Unemployment figures

It's hard to sugarcoat numbers like these, somewhere between half to two-thirds of a million jobs lost on net in the month of November. The half a million figure comes from the Department of Labor's establishment data (information directly from firms), while the two-thirds figure comes from its monthly interviews of households.

To get even more academic for a moment and to borrow from George Will, those figures actually understate the number of jobs lost. In good times and bad, jobs are created and destroyed. Net job changes reflect the difference in the two flows, with new jobs offsetting some of the old jobs that were lost. A partial indication of the amount of dislocation is the more than 2 million people who have newly filed for unemployment claims in the past month. A better, though slightly dated, picture comes from the September job flows figures, which indicated that more than 4 million job separations occurred that month, along with about the same number of hires and 3.3 million job openings.
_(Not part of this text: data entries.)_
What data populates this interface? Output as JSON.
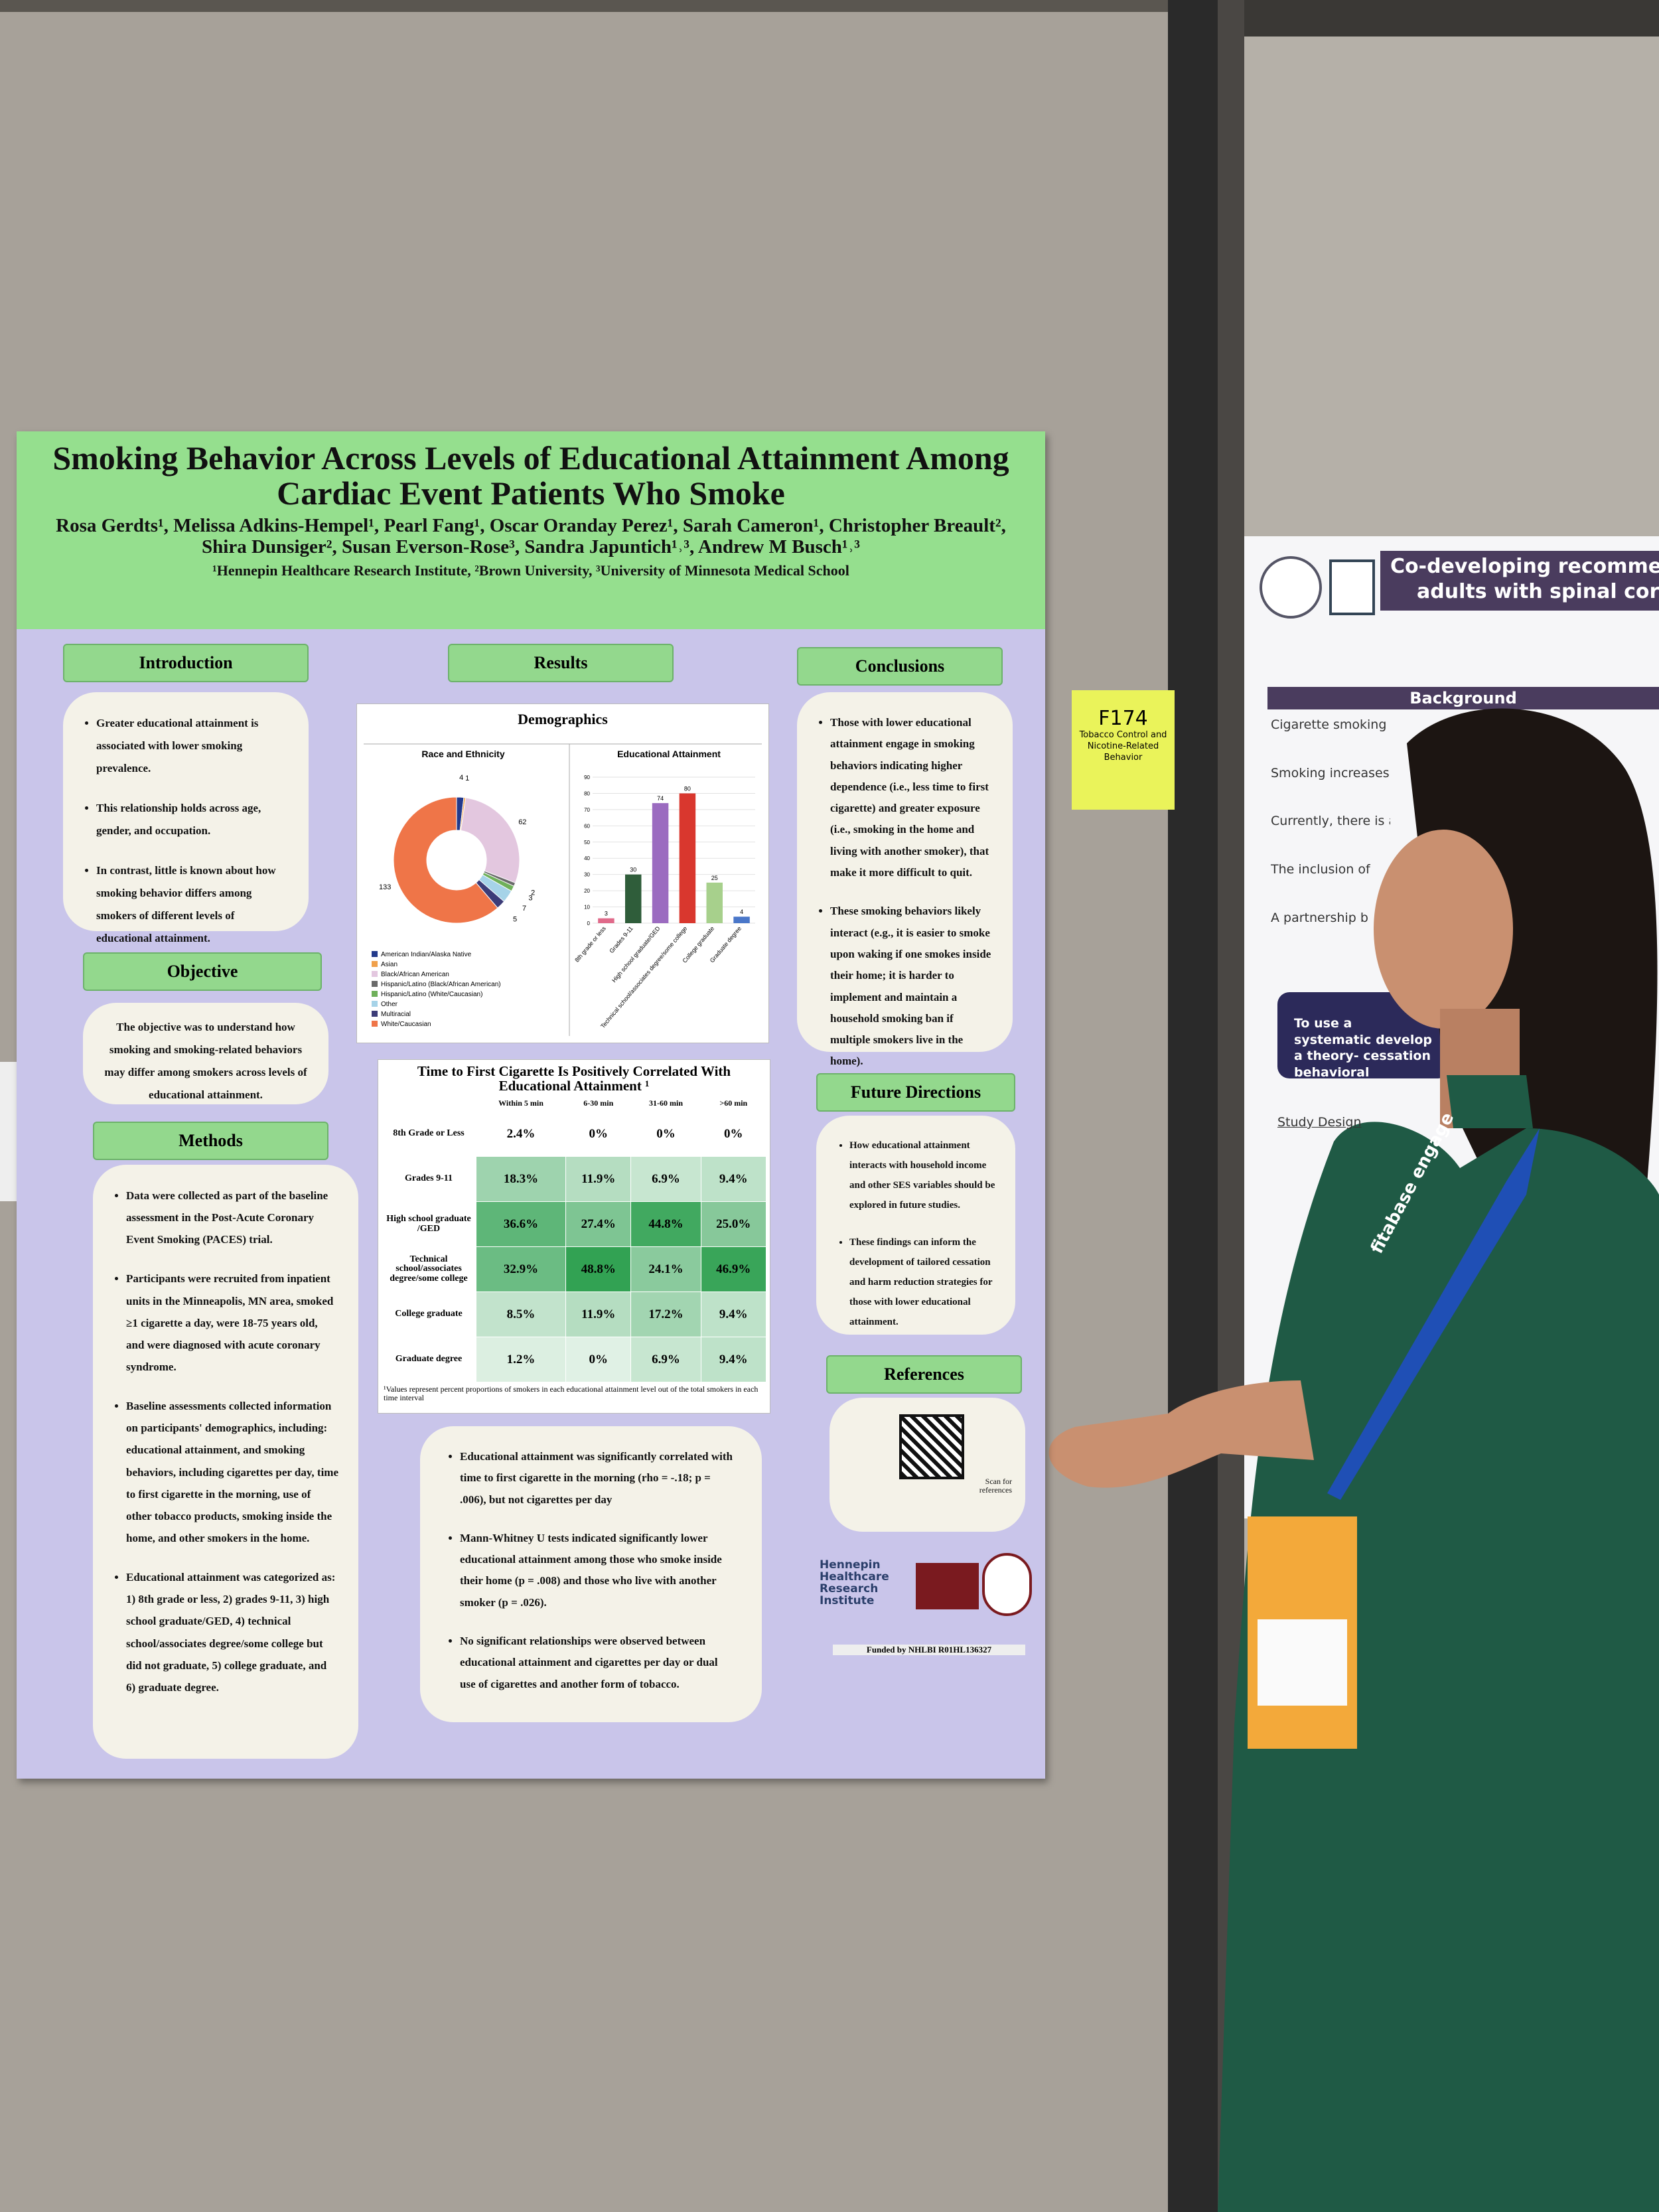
{
  "poster": {
    "title": "Smoking Behavior Across Levels of Educational Attainment Among Cardiac Event Patients Who Smoke",
    "authors": "Rosa Gerdts¹, Melissa Adkins-Hempel¹, Pearl Fang¹, Oscar Oranday Perez¹, Sarah Cameron¹, Christopher Breault², Shira Dunsiger², Susan Everson-Rose³, Sandra Japuntich¹˒³, Andrew M Busch¹˒³",
    "affiliations": "¹Hennepin Healthcare Research Institute, ²Brown University, ³University of Minnesota Medical School",
    "introduction": {
      "heading": "Introduction",
      "bullets": [
        "Greater educational attainment is associated with lower smoking prevalence.",
        "This relationship holds across age, gender, and occupation.",
        "In contrast, little is known about how smoking behavior differs among smokers of different levels of educational attainment."
      ]
    },
    "objective": {
      "heading": "Objective",
      "text": "The objective was to understand how smoking and smoking-related behaviors may differ among smokers across levels of educational attainment."
    },
    "methods": {
      "heading": "Methods",
      "bullets": [
        "Data were collected as part of the baseline assessment in the Post-Acute Coronary Event Smoking (PACES) trial.",
        "Participants were recruited from inpatient units in the Minneapolis, MN area, smoked ≥1 cigarette a day, were 18-75 years old, and were diagnosed with acute coronary syndrome.",
        "Baseline assessments collected information on participants' demographics, including: educational attainment, and smoking behaviors, including cigarettes per day, time to first cigarette in the morning, use of other tobacco products, smoking inside the home, and other smokers in the home.",
        "Educational attainment was categorized as: 1) 8th grade or less, 2) grades 9-11, 3) high school graduate/GED, 4) technical school/associates degree/some college but did not graduate, 5) college graduate, and 6) graduate degree."
      ]
    },
    "results": {
      "heading": "Results",
      "demographics": {
        "title": "Demographics",
        "race_chart": {
          "type": "pie",
          "title": "Race and Ethnicity",
          "categories": [
            "American Indian/Alaska Native",
            "Asian",
            "Black/African American",
            "Hispanic/Latino (Black/African American)",
            "Hispanic/Latino (White/Caucasian)",
            "Other",
            "Multiracial",
            "White/Caucasian"
          ],
          "values": [
            4,
            1,
            62,
            2,
            3,
            7,
            5,
            133
          ],
          "colors": [
            "#233a8b",
            "#f0a04b",
            "#e3c7df",
            "#6a6a6a",
            "#6fb05a",
            "#a6d3e8",
            "#3c3c78",
            "#ef7548"
          ]
        },
        "education_chart": {
          "type": "bar",
          "title": "Educational Attainment",
          "categories": [
            "8th grade or less",
            "Grades 9-11",
            "High school graduate/GED",
            "Technical school/associates degree/some college",
            "College graduate",
            "Graduate degree"
          ],
          "values": [
            3,
            30,
            74,
            80,
            25,
            4
          ],
          "colors": [
            "#e06a8a",
            "#2f5d3a",
            "#9b6bc0",
            "#d9372e",
            "#a7d08c",
            "#4a77c9"
          ],
          "ylim": [
            0,
            90
          ],
          "yticks": [
            0,
            10,
            20,
            30,
            40,
            50,
            60,
            70,
            80,
            90
          ],
          "grid": true
        }
      },
      "table": {
        "title": "Time to First Cigarette Is Positively Correlated With Educational Attainment ¹",
        "columns": [
          "Within 5 min",
          "6-30 min",
          "31-60 min",
          ">60 min"
        ],
        "rows": [
          {
            "label": "8th Grade or Less",
            "cells": [
              "2.4%",
              "0%",
              "0%",
              "0%"
            ]
          },
          {
            "label": "Grades 9-11",
            "cells": [
              "18.3%",
              "11.9%",
              "6.9%",
              "9.4%"
            ]
          },
          {
            "label": "High school graduate /GED",
            "cells": [
              "36.6%",
              "27.4%",
              "44.8%",
              "25.0%"
            ]
          },
          {
            "label": "Technical school/associates degree/some college",
            "cells": [
              "32.9%",
              "48.8%",
              "24.1%",
              "46.9%"
            ]
          },
          {
            "label": "College graduate",
            "cells": [
              "8.5%",
              "11.9%",
              "17.2%",
              "9.4%"
            ]
          },
          {
            "label": "Graduate degree",
            "cells": [
              "1.2%",
              "0%",
              "6.9%",
              "9.4%"
            ]
          }
        ],
        "footnote": "¹Values represent percent proportions of smokers in each educational attainment level out of the total smokers in each time interval"
      },
      "findings": [
        "Educational attainment was significantly correlated with time to first cigarette in the morning (rho = -.18; p = .006), but not cigarettes per day",
        "Mann-Whitney U tests indicated significantly lower educational attainment among those who smoke inside their home (p = .008) and those who live with another smoker (p = .026).",
        "No significant relationships were observed between educational attainment and cigarettes per day or dual use of cigarettes and another form of tobacco."
      ]
    },
    "conclusions": {
      "heading": "Conclusions",
      "bullets": [
        "Those with lower educational attainment engage in smoking behaviors indicating higher dependence (i.e., less time to first cigarette) and greater exposure (i.e., smoking in the home and living with another smoker), that make it more difficult to quit.",
        "These smoking behaviors likely interact (e.g., it is easier to smoke upon waking if one smokes inside their home; it is harder to implement and maintain a household smoking ban if multiple smokers live in the home)."
      ]
    },
    "future_directions": {
      "heading": "Future Directions",
      "bullets": [
        "How educational attainment interacts with household income and other SES variables should be explored in future studies.",
        "These findings can inform the development of tailored cessation and harm reduction strategies for those with lower educational attainment."
      ]
    },
    "references": {
      "heading": "References",
      "scan": "Scan for references"
    },
    "logo": "Hennepin Healthcare Research Institute",
    "funding": "Funded by NHLBI R01HL136327"
  },
  "sign": {
    "code": "F174",
    "topic": "Tobacco Control and Nicotine-Related Behavior"
  },
  "neighbor_poster": {
    "title": "Co-developing recommendati",
    "subtitle": "adults with spinal cord injur",
    "section": "Background",
    "bullets": [
      "Cigarette smoking prevalence in persons with spinal cord i",
      "Smoking increases risk of resp",
      "Currently, there is a l",
      "The inclusion of",
      "A partnership b"
    ],
    "callout": "To use a systematic develop a theory- cessation behavioral",
    "design": "Study Design"
  },
  "lanyard": "fitabase engage"
}
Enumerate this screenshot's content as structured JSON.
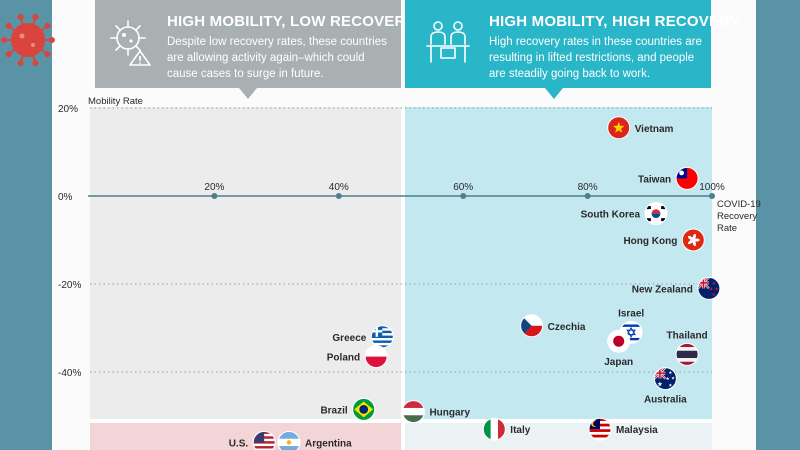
{
  "panels": {
    "low": {
      "title": "HIGH MOBILITY, LOW RECOVERY",
      "lines": [
        "Despite low recovery rates, these countries",
        "are allowing activity again–which could",
        "cause cases to surge in future."
      ]
    },
    "high": {
      "title": "HIGH MOBILITY, HIGH RECOVERY",
      "lines": [
        "High recovery rates in these countries are",
        "resulting in lifted restrictions, and people",
        "are steadily going back to work."
      ]
    }
  },
  "colors": {
    "sidebar": "#5a93a5",
    "panel_low": "#a9b0b2",
    "panel_high": "#29b6c8",
    "zone_low": "#ececec",
    "zone_high": "#c3e8ef",
    "zone_bottom_low": "#f3d5d7",
    "zone_bottom_high": "#eaf2f3",
    "axis": "#4f7f8c",
    "text": "#2a2a2a",
    "virus": "#d9453d"
  },
  "chart_data": {
    "type": "scatter",
    "title": "",
    "xlabel": "COVID-19 Recovery Rate",
    "ylabel": "Mobility Rate",
    "xlim": [
      0,
      100
    ],
    "ylim": [
      -52,
      20
    ],
    "x_ticks": [
      {
        "value": 20,
        "label": "20%"
      },
      {
        "value": 40,
        "label": "40%"
      },
      {
        "value": 60,
        "label": "60%"
      },
      {
        "value": 80,
        "label": "80%"
      },
      {
        "value": 100,
        "label": "100%"
      }
    ],
    "y_ticks": [
      {
        "value": 20,
        "label": "20%"
      },
      {
        "value": 0,
        "label": "0%"
      },
      {
        "value": -20,
        "label": "-20%"
      },
      {
        "value": -40,
        "label": "-40%"
      }
    ],
    "x_title_lines": [
      "COVID-19",
      "Recovery",
      "Rate"
    ],
    "y_title": "Mobility Rate",
    "points": [
      {
        "name": "Vietnam",
        "x": 85,
        "y": 15.5,
        "side": "right",
        "flag": "vietnam"
      },
      {
        "name": "Taiwan",
        "x": 96,
        "y": 4,
        "side": "left",
        "flag": "taiwan"
      },
      {
        "name": "South Korea",
        "x": 91,
        "y": -4,
        "side": "left",
        "flag": "korea"
      },
      {
        "name": "Hong Kong",
        "x": 97,
        "y": -10,
        "side": "left",
        "flag": "hongkong"
      },
      {
        "name": "New Zealand",
        "x": 99.5,
        "y": -21,
        "side": "left",
        "flag": "newzealand"
      },
      {
        "name": "Israel",
        "x": 87,
        "y": -31,
        "side": "top",
        "flag": "israel"
      },
      {
        "name": "Czechia",
        "x": 71,
        "y": -29.5,
        "side": "right",
        "flag": "czechia"
      },
      {
        "name": "Japan",
        "x": 85,
        "y": -33,
        "side": "bottom",
        "flag": "japan"
      },
      {
        "name": "Thailand",
        "x": 96,
        "y": -36,
        "side": "top",
        "flag": "thailand"
      },
      {
        "name": "Australia",
        "x": 92.5,
        "y": -41.5,
        "side": "bottom",
        "flag": "australia"
      },
      {
        "name": "Greece",
        "x": 47,
        "y": -32,
        "side": "left",
        "flag": "greece"
      },
      {
        "name": "Poland",
        "x": 46,
        "y": -36.5,
        "side": "left",
        "flag": "poland"
      },
      {
        "name": "Brazil",
        "x": 44,
        "y": -48.5,
        "side": "left",
        "flag": "brazil"
      },
      {
        "name": "Hungary",
        "x": 52,
        "y": -49,
        "side": "right",
        "flag": "hungary"
      },
      {
        "name": "Italy",
        "x": 65,
        "y": -53,
        "side": "right",
        "flag": "italy"
      },
      {
        "name": "Malaysia",
        "x": 82,
        "y": -53,
        "side": "right",
        "flag": "malaysia"
      },
      {
        "name": "U.S.",
        "x": 28,
        "y": -56,
        "side": "left",
        "flag": "us"
      },
      {
        "name": "Argentina",
        "x": 32,
        "y": -56,
        "side": "right",
        "flag": "argentina"
      }
    ]
  }
}
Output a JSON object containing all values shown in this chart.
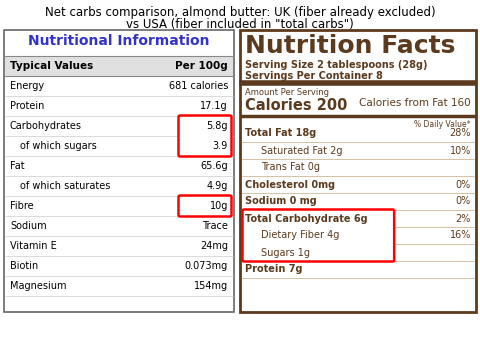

While distressing in themselves, we should brace ourselves for much worse job numbers in the coming months. From all indications, economic output is still contracting, with the pace of that contraction possibly accelerating. During that contraction, unemployment will get worse, and the job problems may not end there. Over the last two recessions, unemployment has been a lagging indicator. In the 1990-1 recession, unemployment didn't peak until June 1992 when it hit 7.8 percent, and in the 2001 recession, it didn't peak until June 2003 when it reached 6.3 percent. It's hard to say how much longer the economy will contract, but it's reasonable to assume that unemployment will continue to trend up through at least the coming year.

At 6.7 percent, the unemployment rate has now passed the peak from the last recession and on a path that would take it past the peak from the 1990-1 recession, perhaps as soon as next summer. Historically, (see the figures for the last 60 years from the BLS below), peak unemployment rates near 7 1/2 percent have happened before. However, as the country's experience in the late 1970s and early 1980s shows, post-war recessions can also produce much worse unemployment. For example, with the exception of just a few months, unemployment was at or above 7 1/2 percent from May 1980 until August 1984, peaking at nearly 11 percent at the end of 1982.
In some ways, we have been lucky to have had such little unemployment over the past 15 years; before the late 1990s, you have to go back to the 1960s to find a prolonged period of unemployment below 5 percent.

There is scant comfort that you can take out of the current job trends other than the perspective that the country has experienced some very bad economic times before and pulled through them. It will surely do so again.